Wednesday, December 28, 2011

Three Men in a Boat by Jerome K. Jerome


Rating: 3 Stars
This 19th century book is still considered a classic of English humor. If the lists are to be believed, according to many Brits, it is among the funniest books of all time.
It’s a fictionalized version of a boat-trip honeymoon down the Thames that the author had made with his wife. In the book, the Narrator, ‘J’, given to chronic hypochondria and his two friends – William Harris and George - decide that that a vacation is just what they need to offset their ennui. Packing what they consider the bare essentials, along with a rambunctious fox terrier, they head off for a fortnight of sight-seeing, roughing it, and mild adventure.
The humor of the book is gentle, free of hard edges – which would perhaps explain its appeal.
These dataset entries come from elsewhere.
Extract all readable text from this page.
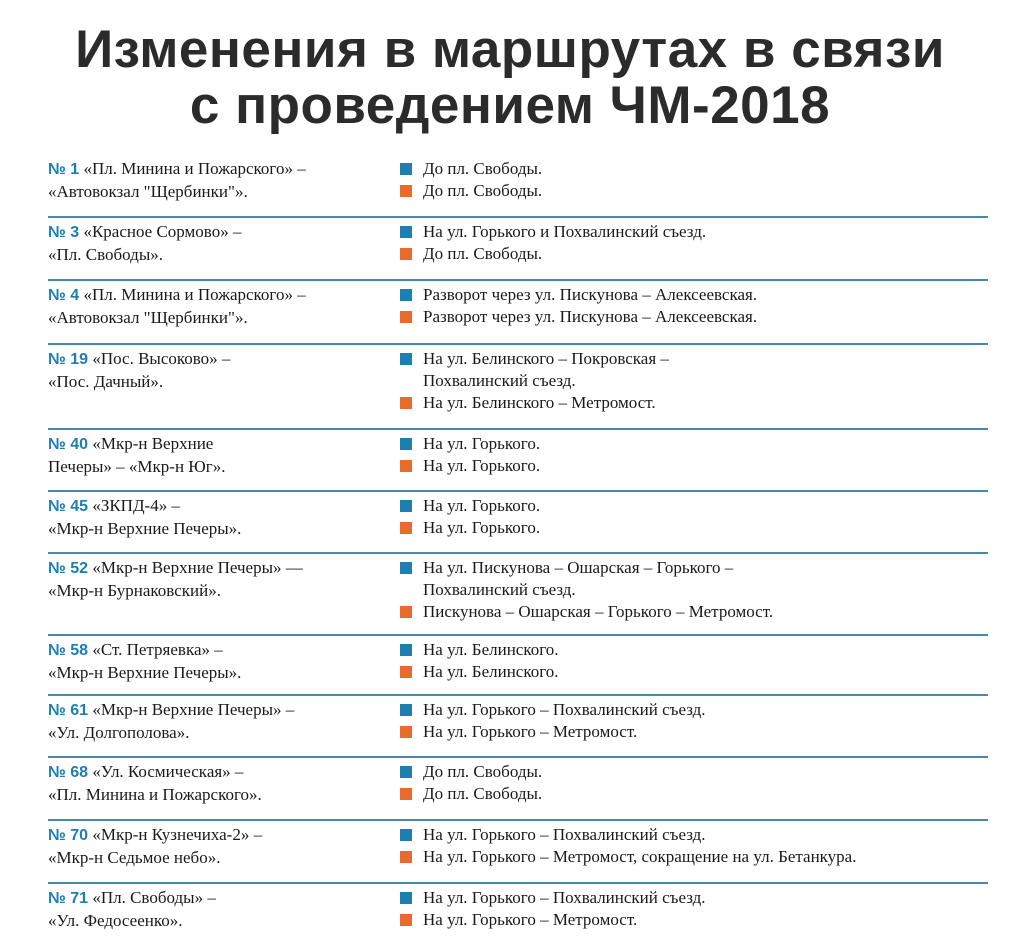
Изменения в маршрутах в связи
с проведением ЧМ-2018
№ 1 «Пл. Минина и Пожарского» –
«Автовокзал "Щербинки"».
До пл. Свободы.
До пл. Свободы.
№ 3 «Красное Сормово» –
«Пл. Свободы».
На ул. Горького и Похвалинский съезд.
До пл. Свободы.
№ 4 «Пл. Минина и Пожарского» –
«Автовокзал "Щербинки"».
Разворот через ул. Пискунова – Алексеевская.
Разворот через ул. Пискунова – Алексеевская.
№ 19 «Пос. Высоково» –
«Пос. Дачный».
На ул. Белинского – Покровская –
Похвалинский съезд.
На ул. Белинского – Метромост.
№ 40 «Мкр-н Верхние
Печеры» – «Мкр-н Юг».
На ул. Горького.
На ул. Горького.
№ 45 «ЗКПД-4» –
«Мкр-н Верхние Печеры».
На ул. Горького.
На ул. Горького.
№ 52 «Мкр-н Верхние Печеры» —
«Мкр-н Бурнаковский».
На ул. Пискунова – Ошарская – Горького –
Похвалинский съезд.
Пискунова – Ошарская – Горького – Метромост.
№ 58 «Ст. Петряевка» –
«Мкр-н Верхние Печеры».
На ул. Белинского.
На ул. Белинского.
№ 61 «Мкр-н Верхние Печеры» –
«Ул. Долгополова».
На ул. Горького – Похвалинский съезд.
На ул. Горького – Метромост.
№ 68 «Ул. Космическая» –
«Пл. Минина и Пожарского».
До пл. Свободы.
До пл. Свободы.
№ 70 «Мкр-н Кузнечиха-2» –
«Мкр-н Седьмое небо».
На ул. Горького – Похвалинский съезд.
На ул. Горького – Метромост, сокращение на ул. Бетанкура.
№ 71 «Пл. Свободы» –
«Ул. Федосеенко».
На ул. Горького – Похвалинский съезд.
На ул. Горького – Метромост.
Jerome’s whimsical observations on human foibles ring true and funny even to this day, as for example, when he wryly remarks about his friend,
“That’s Harris all over – so ready to take the burden of everything himself, and put it on the backs of other people.”
One of my favorites was the amusing chapter on fish(y) tales. It just goes to show that the ‘whoppers’ the anglers bragged about landing, are nowhere as big as the whoppers they told.
The book also reads as a breezy English travelogue of the age with enough asides to interest the amateur historian. Jerome’s tone is conversational, and he frequently goes off tangent, taking the scenic route before he gets to a point, but then that’s part of its charm.